The next flight of stairs awaits them. And the next. And the next. She tells herself that the appearance of that terrible dog was, in fact, a good omen. It means Kis is here.…

 

This much she knows: her mind is not reliable. At this point, half the people in nursing homes can think circles around her. But Leslie is sure that Kis’s office was on the top floor of this building, and, indeed, once she is in front of the door that once led to his suite of offices, she is more certain than ever that she has come to the right place. Yet the plaque on the door says something complex in Slovene, and etched into the metal of it is a silhouette of a woman doing yoga. And the smell of incense wafts through the crack at the bottom of the door. Nonetheless, Leslie knocks. Silence. She looks nervously at Adam and Alice. They are holding hands like two urchins who have been left alone on board a ship that is taking on water.

At last, the door is opened by a woman in her thirties with a pixie cut dyed dark orange and wearing a gray sports bra and cargo pants, rolled-up yoga mat in one hand and a mug of something in the other. She looks at Leslie and the twins with unconcealed puzzlement.

“Sorry to bother you,” Leslie says. “Do you speak English?”

“Not so good, but yes, I try.” The woman’s voice is soft, melodious. She smiles.

“I’m looking for Dr. Kis,” Leslie says. It sounds too blunt to her ears and she amends it. “We’re all three of us looking for him.”

“There’s no doctor here,” the young woman says. “Are you…? Do you need to come in? Rest here for a moment? I can show you the hospital.”

“We don’t need the hospital,” Leslie says.

“But thank you,” Alice is quick to say.

“Yeah, thanks, thanks a lot,” says Adam.

“Was this a doctor’s office before?” Leslie asks.

The woman is silent. Her once mild gaze intensifies as she looks at Leslie and then the children.

“It was empty when we came. We are leaseholders, you understand?”

“I’m looking for a Dr. Kis,” Leslie says. “Dr. Slobodan Kis.”

“No doctors are here. This is a place for…” The woman gazes upward, as if the correct word might be hanging by a thread directly above her. “Illumination. Mind and
spiritus
. Not invasion of Western so-called medicine.”

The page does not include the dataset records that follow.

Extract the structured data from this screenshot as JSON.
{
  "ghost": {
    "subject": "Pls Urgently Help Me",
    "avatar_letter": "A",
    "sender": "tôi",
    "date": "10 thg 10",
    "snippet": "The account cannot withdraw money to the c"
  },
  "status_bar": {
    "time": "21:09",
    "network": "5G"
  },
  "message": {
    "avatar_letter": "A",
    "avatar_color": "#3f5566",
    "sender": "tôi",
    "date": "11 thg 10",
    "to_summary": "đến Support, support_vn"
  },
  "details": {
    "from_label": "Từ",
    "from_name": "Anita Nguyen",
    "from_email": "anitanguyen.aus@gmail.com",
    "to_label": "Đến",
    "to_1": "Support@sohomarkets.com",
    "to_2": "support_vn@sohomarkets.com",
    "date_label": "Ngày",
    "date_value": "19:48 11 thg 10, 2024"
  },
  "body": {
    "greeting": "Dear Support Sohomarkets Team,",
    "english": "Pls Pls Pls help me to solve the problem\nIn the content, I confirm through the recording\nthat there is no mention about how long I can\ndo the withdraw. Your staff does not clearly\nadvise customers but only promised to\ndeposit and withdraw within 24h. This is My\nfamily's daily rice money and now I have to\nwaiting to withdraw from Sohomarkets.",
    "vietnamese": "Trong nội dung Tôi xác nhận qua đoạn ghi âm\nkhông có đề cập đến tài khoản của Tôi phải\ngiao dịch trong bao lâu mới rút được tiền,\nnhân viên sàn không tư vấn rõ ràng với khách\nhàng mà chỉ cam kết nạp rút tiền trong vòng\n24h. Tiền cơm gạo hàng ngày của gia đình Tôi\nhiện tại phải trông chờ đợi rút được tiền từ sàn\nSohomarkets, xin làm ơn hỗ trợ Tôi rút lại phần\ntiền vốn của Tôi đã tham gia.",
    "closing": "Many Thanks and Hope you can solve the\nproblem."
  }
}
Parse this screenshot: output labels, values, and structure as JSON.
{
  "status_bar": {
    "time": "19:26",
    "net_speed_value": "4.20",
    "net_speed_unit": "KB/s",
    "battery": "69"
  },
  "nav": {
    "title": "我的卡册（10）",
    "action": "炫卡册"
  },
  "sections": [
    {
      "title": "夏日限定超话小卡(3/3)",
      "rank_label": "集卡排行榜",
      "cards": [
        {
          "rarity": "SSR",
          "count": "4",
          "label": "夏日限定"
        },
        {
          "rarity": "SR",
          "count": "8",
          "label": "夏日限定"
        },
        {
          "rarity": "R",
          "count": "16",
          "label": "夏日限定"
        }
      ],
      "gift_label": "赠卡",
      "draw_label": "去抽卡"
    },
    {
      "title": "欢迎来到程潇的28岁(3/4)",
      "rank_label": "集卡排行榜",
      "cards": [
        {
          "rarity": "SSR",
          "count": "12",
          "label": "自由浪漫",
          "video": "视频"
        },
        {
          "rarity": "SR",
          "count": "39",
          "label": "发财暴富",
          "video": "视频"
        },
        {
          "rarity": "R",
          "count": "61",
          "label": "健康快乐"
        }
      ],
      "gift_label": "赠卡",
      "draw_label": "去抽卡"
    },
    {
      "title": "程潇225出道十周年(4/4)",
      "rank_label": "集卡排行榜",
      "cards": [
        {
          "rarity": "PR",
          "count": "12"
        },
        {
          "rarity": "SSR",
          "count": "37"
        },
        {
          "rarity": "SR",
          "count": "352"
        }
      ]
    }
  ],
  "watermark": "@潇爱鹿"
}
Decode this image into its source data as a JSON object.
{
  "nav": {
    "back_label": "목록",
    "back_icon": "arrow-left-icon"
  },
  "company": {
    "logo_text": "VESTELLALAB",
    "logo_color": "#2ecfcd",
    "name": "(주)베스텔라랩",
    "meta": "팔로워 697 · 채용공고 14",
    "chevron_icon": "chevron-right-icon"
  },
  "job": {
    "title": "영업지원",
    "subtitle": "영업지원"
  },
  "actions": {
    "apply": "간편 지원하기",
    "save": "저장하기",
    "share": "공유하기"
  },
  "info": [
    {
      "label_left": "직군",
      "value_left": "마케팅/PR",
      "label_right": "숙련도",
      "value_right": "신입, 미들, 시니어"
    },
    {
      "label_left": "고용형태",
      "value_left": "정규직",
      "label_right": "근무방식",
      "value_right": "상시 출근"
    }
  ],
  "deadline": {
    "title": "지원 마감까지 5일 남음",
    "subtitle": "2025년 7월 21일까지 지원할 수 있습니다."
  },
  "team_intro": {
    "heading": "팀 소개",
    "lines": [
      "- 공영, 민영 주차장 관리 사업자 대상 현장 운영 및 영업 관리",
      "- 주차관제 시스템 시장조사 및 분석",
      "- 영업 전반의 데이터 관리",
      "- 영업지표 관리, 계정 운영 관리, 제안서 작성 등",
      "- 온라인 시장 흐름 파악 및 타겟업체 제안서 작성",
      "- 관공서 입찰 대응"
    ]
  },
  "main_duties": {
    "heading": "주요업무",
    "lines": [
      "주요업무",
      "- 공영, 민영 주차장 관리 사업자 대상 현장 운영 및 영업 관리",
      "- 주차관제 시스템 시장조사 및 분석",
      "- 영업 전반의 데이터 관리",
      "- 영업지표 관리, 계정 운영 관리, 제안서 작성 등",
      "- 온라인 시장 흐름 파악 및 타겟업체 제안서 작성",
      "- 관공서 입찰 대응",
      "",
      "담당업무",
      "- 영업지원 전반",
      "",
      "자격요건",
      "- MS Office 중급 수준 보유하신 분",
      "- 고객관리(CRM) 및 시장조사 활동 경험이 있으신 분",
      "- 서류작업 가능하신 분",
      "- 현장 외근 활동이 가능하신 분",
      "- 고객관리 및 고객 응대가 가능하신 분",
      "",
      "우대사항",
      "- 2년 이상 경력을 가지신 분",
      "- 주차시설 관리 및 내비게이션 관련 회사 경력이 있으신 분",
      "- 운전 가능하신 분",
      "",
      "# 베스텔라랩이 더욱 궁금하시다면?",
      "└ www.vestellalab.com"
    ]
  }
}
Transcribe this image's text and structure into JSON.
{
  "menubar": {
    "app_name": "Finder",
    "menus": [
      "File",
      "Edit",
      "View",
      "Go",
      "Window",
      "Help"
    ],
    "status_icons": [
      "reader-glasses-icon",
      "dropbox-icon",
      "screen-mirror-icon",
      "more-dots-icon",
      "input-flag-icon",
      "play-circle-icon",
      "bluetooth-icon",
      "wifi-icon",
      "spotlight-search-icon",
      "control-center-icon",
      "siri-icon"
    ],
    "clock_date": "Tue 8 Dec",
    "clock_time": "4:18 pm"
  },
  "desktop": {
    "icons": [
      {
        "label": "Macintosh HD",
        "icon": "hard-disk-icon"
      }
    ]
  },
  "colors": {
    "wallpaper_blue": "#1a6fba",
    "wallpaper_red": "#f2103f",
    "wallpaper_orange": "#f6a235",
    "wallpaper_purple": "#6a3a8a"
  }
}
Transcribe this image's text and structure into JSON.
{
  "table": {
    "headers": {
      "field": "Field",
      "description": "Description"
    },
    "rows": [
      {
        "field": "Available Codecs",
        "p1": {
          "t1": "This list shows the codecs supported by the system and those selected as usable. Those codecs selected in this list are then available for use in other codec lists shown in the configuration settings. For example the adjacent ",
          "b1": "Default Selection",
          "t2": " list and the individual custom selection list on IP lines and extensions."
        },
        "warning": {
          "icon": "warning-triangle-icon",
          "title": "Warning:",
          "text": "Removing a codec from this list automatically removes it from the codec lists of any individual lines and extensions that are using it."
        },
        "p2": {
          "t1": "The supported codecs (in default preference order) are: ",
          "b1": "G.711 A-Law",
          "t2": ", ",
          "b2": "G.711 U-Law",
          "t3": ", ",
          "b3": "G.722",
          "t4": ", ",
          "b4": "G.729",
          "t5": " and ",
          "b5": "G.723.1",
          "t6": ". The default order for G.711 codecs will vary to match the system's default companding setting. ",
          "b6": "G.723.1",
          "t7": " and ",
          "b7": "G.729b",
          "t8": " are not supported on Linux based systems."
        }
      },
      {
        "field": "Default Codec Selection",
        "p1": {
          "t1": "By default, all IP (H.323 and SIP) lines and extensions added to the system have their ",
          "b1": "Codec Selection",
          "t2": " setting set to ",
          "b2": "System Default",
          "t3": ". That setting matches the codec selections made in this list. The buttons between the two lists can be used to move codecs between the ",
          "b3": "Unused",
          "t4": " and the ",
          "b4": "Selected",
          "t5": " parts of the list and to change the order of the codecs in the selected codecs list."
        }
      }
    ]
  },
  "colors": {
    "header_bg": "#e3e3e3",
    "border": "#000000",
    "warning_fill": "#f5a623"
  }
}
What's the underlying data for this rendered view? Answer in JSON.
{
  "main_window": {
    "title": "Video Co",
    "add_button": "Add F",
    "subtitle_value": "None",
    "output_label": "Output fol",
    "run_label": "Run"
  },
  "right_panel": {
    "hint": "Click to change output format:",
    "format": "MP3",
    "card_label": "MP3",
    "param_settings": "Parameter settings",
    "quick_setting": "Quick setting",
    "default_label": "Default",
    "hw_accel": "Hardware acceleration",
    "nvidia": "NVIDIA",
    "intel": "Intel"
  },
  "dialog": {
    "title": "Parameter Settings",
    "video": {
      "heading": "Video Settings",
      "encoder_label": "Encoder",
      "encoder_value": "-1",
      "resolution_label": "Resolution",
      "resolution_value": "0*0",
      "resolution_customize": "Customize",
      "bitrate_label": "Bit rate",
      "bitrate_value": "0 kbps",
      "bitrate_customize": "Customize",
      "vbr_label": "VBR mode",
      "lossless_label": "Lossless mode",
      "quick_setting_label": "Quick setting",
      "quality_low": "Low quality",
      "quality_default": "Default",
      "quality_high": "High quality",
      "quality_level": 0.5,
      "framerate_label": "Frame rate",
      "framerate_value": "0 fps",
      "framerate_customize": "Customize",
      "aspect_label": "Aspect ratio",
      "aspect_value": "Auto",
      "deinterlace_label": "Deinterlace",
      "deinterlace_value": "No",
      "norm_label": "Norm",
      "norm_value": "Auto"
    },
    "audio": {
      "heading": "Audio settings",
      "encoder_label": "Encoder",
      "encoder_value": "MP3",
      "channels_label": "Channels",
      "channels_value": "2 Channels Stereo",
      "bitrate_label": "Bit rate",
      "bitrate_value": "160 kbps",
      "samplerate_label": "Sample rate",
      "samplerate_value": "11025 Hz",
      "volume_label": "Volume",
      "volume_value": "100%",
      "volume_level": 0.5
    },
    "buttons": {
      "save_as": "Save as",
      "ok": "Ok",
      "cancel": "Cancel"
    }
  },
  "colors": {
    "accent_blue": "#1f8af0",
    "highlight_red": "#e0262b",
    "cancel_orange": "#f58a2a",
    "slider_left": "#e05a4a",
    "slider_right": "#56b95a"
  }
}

Leslie smiles—at least she means to smile, though judging from the woman’s reaction, Leslie may not have managed more than a simple show of teeth.

“You don’t want to fuck with me,” Leslie says in a rather soft voice.

“Mom,” Alice says.

The woman’s eyes widen as she quickly translates what she has just heard.

“Sorry?” the woman says, feeling suddenly burdened by having to hold on to her yoga mat and her cup of tea.

“Yeah, you’re sorry,” Leslie says. “I know all about sorry.”

“Mom,” Alice says. She puts her hand on her mother’s back, more or less between the shoulder blades.

“Let’s go, Mom,” Adam says. “The doctor isn’t here.”

Leslie turns and nods. Her eyes look stunned; her arms hang limply at her side. When she turns again to speak to the orange-haired woman, she sees that the door has been closed. “All right. We can…” She gestures toward the stairwell, moving her hand in a kind of tumbling circle. “Leave,” she says at last.

 

Slavoj awaits them. He has bought himself a soda and a box of crackers and he is reading a Slovene translation of
The Five People You Meet in Heaven.
When he sees Leslie and the twins approaching his car, he scrambles out to greet them and open the passenger door.

“Very fast,” he says.

“He wasn’t there,” Leslie says.

“He’s gone,” adds Alice.

“Oh, sorry for this,” Slavoj says.

“Maybe you know him,” says Adam. “Dr. Kis?”

“Please?” Slavoj says, wrinkling his brow.

“Slobodan Kis,” Leslie says. She pronounces it like
kiss
. But then thinks to spell it, at which a look of guarded recognition crosses Slavoj’s face.

“Not here,” he says, shaking his head sadly. “Very famous.” He rubs two fingers against his thumb, the universal sign for money. “But then what? Many problems. The judges don’t accept his proofs. And so…” He lets out a low whistle and makes a dipping motion with his hand, signifying someone disappearing underground.

“Fucking hell,” Leslie says, and glances at her children. “Sorry.”